The unionized Deere workers rejected a company proposal of a 6-year contract with a pay increase of between 4% and 6% but would have eliminated pension benefits for new employees. Roughly 90% of the Deere workers voted to reject the contract presented by union bargainers.
The company failed to present an agreement that met our members’ demands and needs, according to Chuck Browning, UAW vice president responsible for bargaining with Deere, which has made substantial profits in the past year and seen its share price more than double in the past 12 months
“Our members at John Deere strike for the ability to earn a decent living, retire with dignity and establish fair work rules,” said Browning. “We stay committed to bargaining until our members’ goals are achieved,” he added.
UAW members frustrated
“These are skilled, tedious jobs that UAW members take pride in every day,” said Mitchell Smith, UAW Region 8 director. “Strikes are never easy on workers or their families, but John Deere workers believe they deserve a better share of the pie, a safer workplace, and adequate benefits,” Smith said.

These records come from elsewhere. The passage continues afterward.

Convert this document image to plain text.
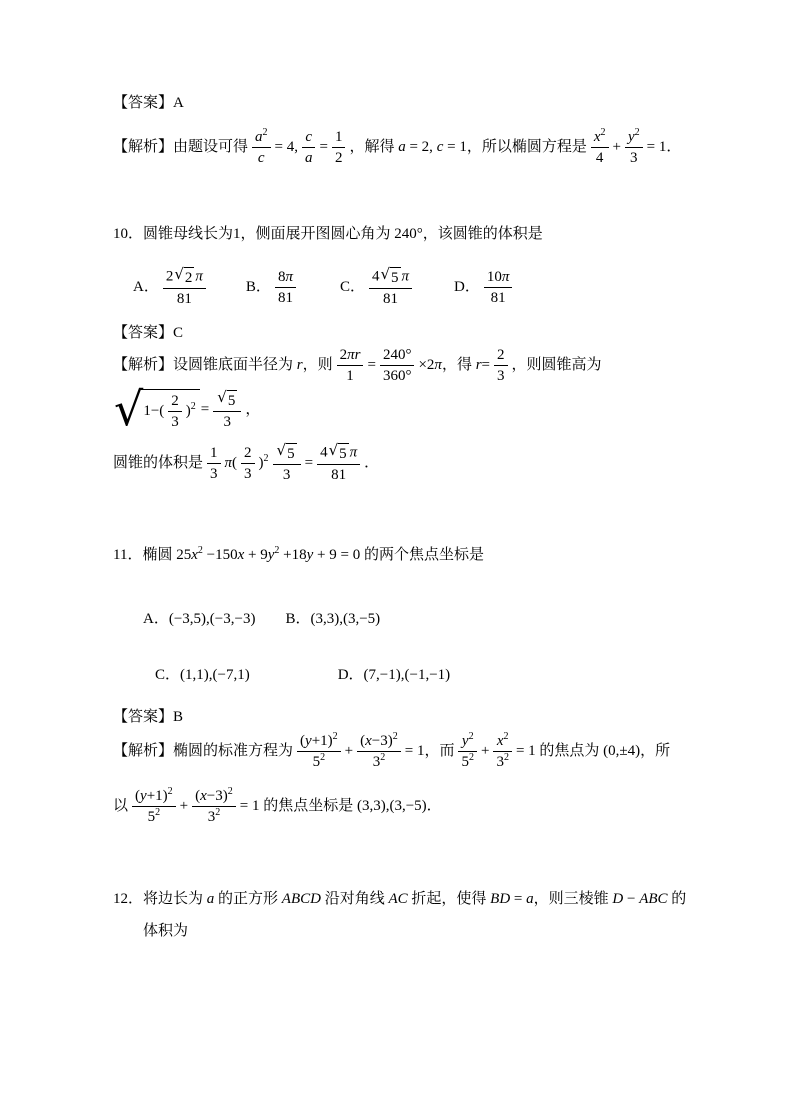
【答案】A
【解析】由题设可得 $\frac{a^2}{c} = 4$, $\frac{c}{a} = \frac{1}{2}$ ，解得 a = 2, c = 1，所以椭圆方程是 $\frac{x^2}{4} + \frac{y^2}{3} = 1$．
10．圆锥母线长为1，侧面展开图圆心角为 240°，该圆锥的体积是
A． $\frac{2 √ 2 \pi}{81}$	B． $\frac{8\pi}{81}$	C． $\frac{4 √ 5 \pi}{81}$	D． $\frac{10\pi}{81}$
【答案】C
【解析】设圆锥底面半径为 r，则 $\frac{2\pi r}{1} = \frac{240^\circ}{360^\circ} \times 2\pi$，得 $r= \frac{2}{3}$ ，则圆锥高为
√ $1-( \frac{2}{3} )^2 = \frac{√ 5}{3}$ ，
圆锥的体积是 $\frac{1}{3} \pi( \frac{2}{3} )^2 \frac{√ 5}{3} = \frac{4 √ 5 \pi}{81}$ ．
11．椭圆 $25x^2 -150x + 9y^2 +18y + 9 = 0$ 的两个焦点坐标是
A．(−3,5),(−3,−3) B．(3,3),(3,−5)
C．(1,1),(−7,1)	D．(7,−1),(−1,−1)
【答案】B
【解析】椭圆的标准方程为 $\frac{(y+1)^2}{5^2} + \frac{(x-3)^2}{3^2} = 1$，而 $\frac{y^2}{5^2} + \frac{x^2}{3^2} = 1$ 的焦点为 (0,±4)，所
以 $\frac{(y+1)^2}{5^2} + \frac{(x-3)^2}{3^2} = 1$ 的焦点坐标是 (3,3),(3,−5)．
12．将边长为 a 的正方形 ABCD 沿对角线 AC 折起，使得 BD = a，则三棱锥 D − ABC 的
体积为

The Deere strike also illustrates a rising sense of militancy and frustration among UAW members, who have seen wages and benefits erode over the years, while UAW’s top leadership has been caught in a devastating corruption scandal that left two former presidents, Gary Jones and Dennis Williams, convicted of major felonies. Both Jones and Williams are now serving prison sentences.
UAW members at Volvo Truck in Virginia rejected a management proposals three times this past summer and stayed out on strike for more than a month before narrowly voting to approve a fourth contract offer. The Volvo strike also served to fuel the push for reform inside the UAW where members will soon vote on whether to change the union’s constitution to allow union members to vote for top officers.
Strike comes amid a wave of unrest
The walkout at Deere also comes amid a surge of labor activism, which has followed the pandemic, the breakdown of the so-called global supply chain and rising concern about the economic inequality that has lifted the pay of executives but undercut the standard of living of many middle-class Americans
The Hill, a news site that covers activity on Capitol Hill and political trends across the country, noted this week more than 100,000 workers, including those from Deere, were on the verge of striking. In addition to the manufacturing workers at Deere, workers in a variety of industries including healthcare and Hollywood production crews working on of new films and televisions show have authorized strike, according to the Hill, unless employers offer richer contracts.
In addition, hundreds of workers, including 2,000 New York hospital workers, 700 Massachusetts nurses and 1,400 Kellogg plant workers in Michigan, Nebraska, Pennsylvania and Tennessee as well as 500 workers at Bourbon distillery in Kentucky in what is the largest wave of strike in decades.
After months of resistance, AXPO Logistics, one of the nation’s largest trucking companies, agreed this week to provide $30 million in back pay to the company’s “port drivers” in Los Angeles, who move freight for the Port of LA and Long Beach to distribution centers east of the city. The drivers contended the had been cheated by the company out of overtime premiums, according to the International Brotherhood of Teamsters.
Walkout at Deere a foretaste of unrest in auto sector
Todd Vachon, director of the Rutgers Labor Education Action Research Network, told station WQAD in Moline, Illinois, a shortage of workers is giving employees at Deere and other companies a little bit of leverage they have not had in the past.
“Not only do they (employers) need to keep their businesses running and keep the employees they have happy, but they don’t even have enough employees to keep the businesses just barely going as they are,” Vachon said. “I think that it’s kind of caught on among a lot of people that, hey, this is the time to try and make changes that we’ve been wanting to make for decades,” he said.
“It’s definitely been a while since we’ve seen this amount of unrest,” he said.
The unrest also could be a harbinger of things to come in the auto industry, where contracts at companies such as Deere are watched carefully by carmakers and suppliers, which are also beginning to feel the pinch of workers shortages and played a role in ZF’s agreement to resolve a dispute with the UAW.
General Motors, Ford and Stellantis will need to negotiate new contracts with the UAW in less than two years and many union members are still unhappy about the two-tier wage system that continues to prevail despite the 40-day strike against GM in 2019.